Non di meno, manifestare per la pace, assumere un’iniziativa in direzione del superamento e della trasformazione del conflitto e, in definitiva, della fine della guerra e della costruzione della «pace con mezzi pacifici», comporta anche un’assunzione di responsabilità che interroga, al tempo stesso, la credibilità di chi si fa interprete di proposte di manifestazione e di iniziativa e l’impegno di un’articolazione sociale la più incisiva ed efficace possibile rispetto agli obiettivi delle azioni che si vanno proponendo. Anche per questo hanno suscitato reazioni comprensibilmente contrastanti le proposte di manifestazione sin qui avanzate a livello istituzionale: da quella lanciata, con una recente intervista al Fatto Quotidiano, da Giuseppe Conte per «una manifestazione senza sigle e senza bandiere, aperta a tutti i cittadini che nutrono forte preoccupazione per il crinale che il conflitto in Ucraina sta prendendo», a quella proposta dal presidente della giunta della Regione Campania, Vincenzo de Luca, quest’ultima con l’obiettivo di «un cessate-il-fuoco di un mese, per ridare spazio a organismi nazionali e internazionali, ad autorità religiose e morali, al mondo della cultura, per lo sviluppo di iniziative di pace».

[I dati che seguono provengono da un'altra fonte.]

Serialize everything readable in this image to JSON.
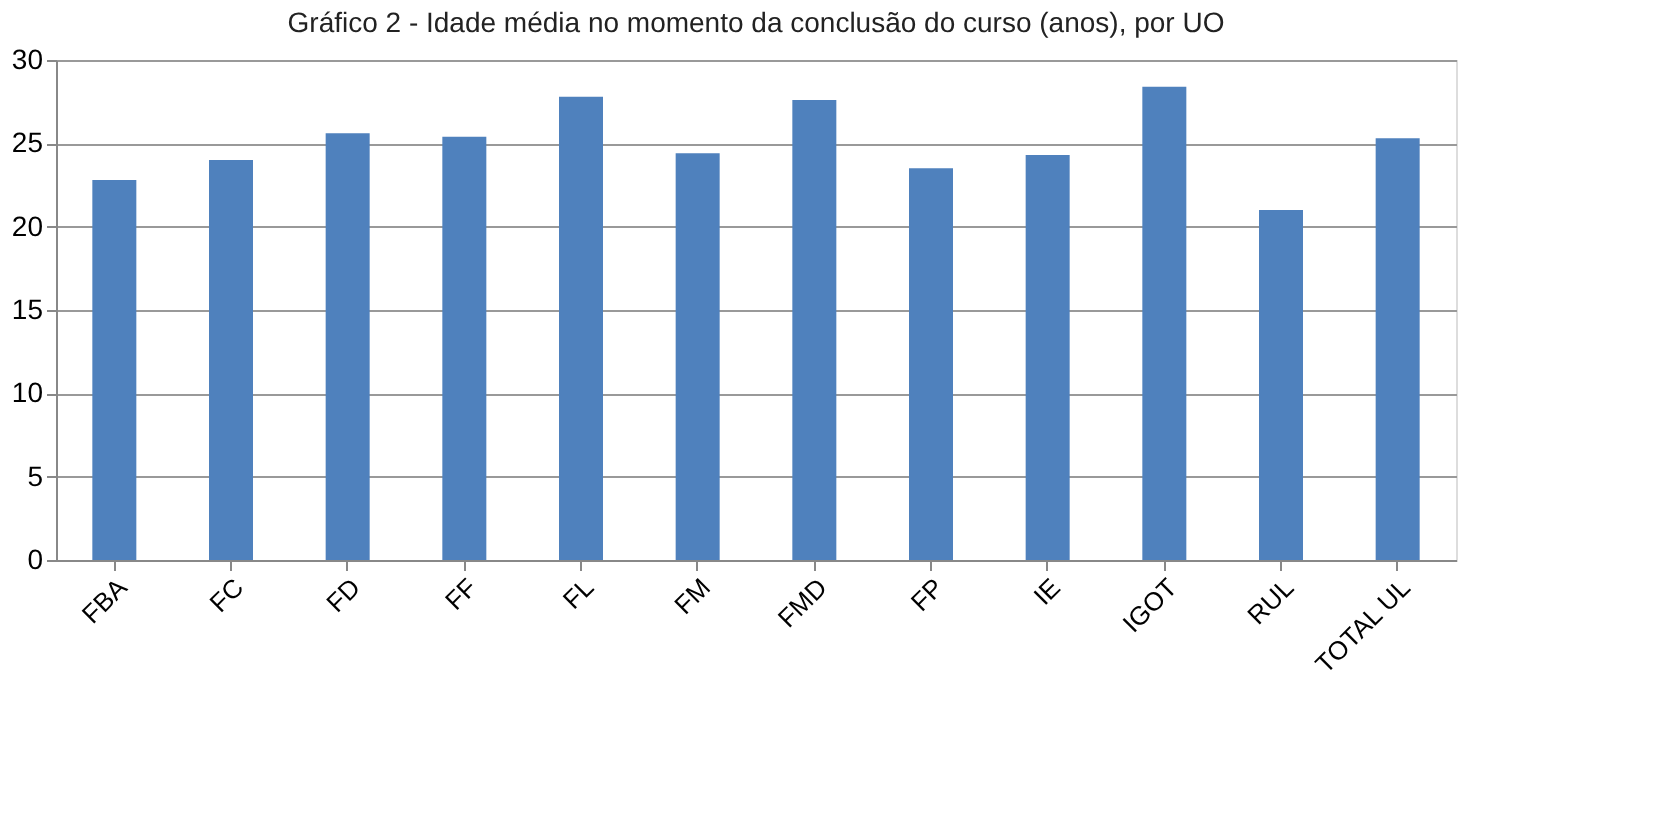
{
  "chart_data": {
    "type": "bar",
    "title": "Gráfico 2 - Idade média no momento da conclusão do curso (anos), por UO",
    "categories": [
      "FBA",
      "FC",
      "FD",
      "FF",
      "FL",
      "FM",
      "FMD",
      "FP",
      "IE",
      "IGOT",
      "RUL",
      "TOTAL UL"
    ],
    "values": [
      22.8,
      24.0,
      25.6,
      25.4,
      27.8,
      24.4,
      27.6,
      23.5,
      24.3,
      28.4,
      21.0,
      25.3
    ],
    "color": "#4f81bd",
    "ylim": [
      0,
      30
    ],
    "yticks": [
      0,
      5,
      10,
      15,
      20,
      25,
      30
    ],
    "grid": "y"
  }
}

Occorre, viceversa, un’iniziativa di pace sociale e politica al tempo stesso, di ispirazione sociale e di caratura politica, tale da porsi, cioè, nell’ottica di costruire la piattaforma più avanzata possibile capace di mobilitare lo schieramento sociale più ampio possibile, in maniera incisiva e non episodica, alimentando la mobilitazione e facendo politica per la pace, e per la «pace positiva», nel senso della pace, dei diritti e della giustizia sociale. Un segnale in questa direzione, per la platea coinvolta e la tempistica indicata, giunge dall’appello «Non per noi, ma per tutte e tutti» per una manifestazione nazionale il 5 novembre «per la pace, la giustizia sociale e ambientale, contro le diseguaglianze e l’esclusione», in una dimensione «plurale, partecipata, democratica, conflittuale per rimettere al centro la voce dei diritti, contro le disuguaglianze e l’esclusione, per la giustizia sociale e ambientale».